PoHo Artist Statement
“The act of observing changes that which is observed.”
- A corollary of the Heisenberg Uncertainty Principle.
This series is concerned with disappearance. As an artist - an observer whose appearance in a neighbourhood often leads to the disappearance both of the neighbourhood and the artist - the issue of disappearance has personal resonance.
The series was initiated by a studio move from the textile district to the city’s historic outdoor market (Kensington Market). In my former location in the textile district, I had been painting neighbouring rooftops from my studio windows. Buildings were often renovated while I was still working on them. My strategy for dealing with this was to “white them out”. Just how much disappeared and what remained through this “gentrification" of the painting became an important aspect for me as I worked on each piece. It had parallels both in my urban subject and in the personal gentrification that happens during the “middle age” years when one decides what “baggage” to keep and what to throw away.
A sub-plot of the project has been the revenge of the disappeared or soon-to-be-disappeared. The soon-to-be-disappeared of the Market include its fruits and vegetables - who in these paintings wage a guerrilla campaign against their enemies.

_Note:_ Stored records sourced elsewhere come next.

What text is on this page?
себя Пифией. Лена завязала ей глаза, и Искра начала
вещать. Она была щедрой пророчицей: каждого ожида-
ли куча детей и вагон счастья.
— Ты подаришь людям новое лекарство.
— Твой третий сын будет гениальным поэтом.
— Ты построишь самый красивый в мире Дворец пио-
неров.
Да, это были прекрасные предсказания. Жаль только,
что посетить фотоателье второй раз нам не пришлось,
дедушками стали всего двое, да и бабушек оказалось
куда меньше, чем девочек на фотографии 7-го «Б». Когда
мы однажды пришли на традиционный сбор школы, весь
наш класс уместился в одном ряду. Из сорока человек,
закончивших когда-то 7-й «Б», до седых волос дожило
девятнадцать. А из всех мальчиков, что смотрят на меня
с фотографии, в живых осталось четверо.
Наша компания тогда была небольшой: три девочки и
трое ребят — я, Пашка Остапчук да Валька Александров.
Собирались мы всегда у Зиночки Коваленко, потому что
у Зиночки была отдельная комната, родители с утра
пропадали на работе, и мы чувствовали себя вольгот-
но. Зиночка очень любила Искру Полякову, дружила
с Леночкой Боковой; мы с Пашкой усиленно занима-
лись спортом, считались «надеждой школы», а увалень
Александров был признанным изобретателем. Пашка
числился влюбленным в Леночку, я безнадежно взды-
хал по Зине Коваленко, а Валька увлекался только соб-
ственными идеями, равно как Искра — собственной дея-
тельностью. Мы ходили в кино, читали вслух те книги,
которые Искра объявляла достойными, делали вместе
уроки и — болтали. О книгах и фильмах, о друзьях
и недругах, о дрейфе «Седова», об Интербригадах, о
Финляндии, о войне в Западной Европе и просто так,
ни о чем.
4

The first piece of the series was a view of the south-western area of the city – a largely textile district caught in the act of gentrification. The most recent piece, produced in my Market studio, is an homage to the former Kensington Brazil Mediterranean Café, which was transformed from a Mom-and-Pop Portuguese restaurant to a trendy café while I have been painting it over the past year. (I used to enjoy going there and watched sadly as it slipped through its owners’ grasp.) Future works in this series will continue to chronicle the process of gentrification and disappearance and my relation to it as observer, unwitting catalyst and (probably) - eventual victim.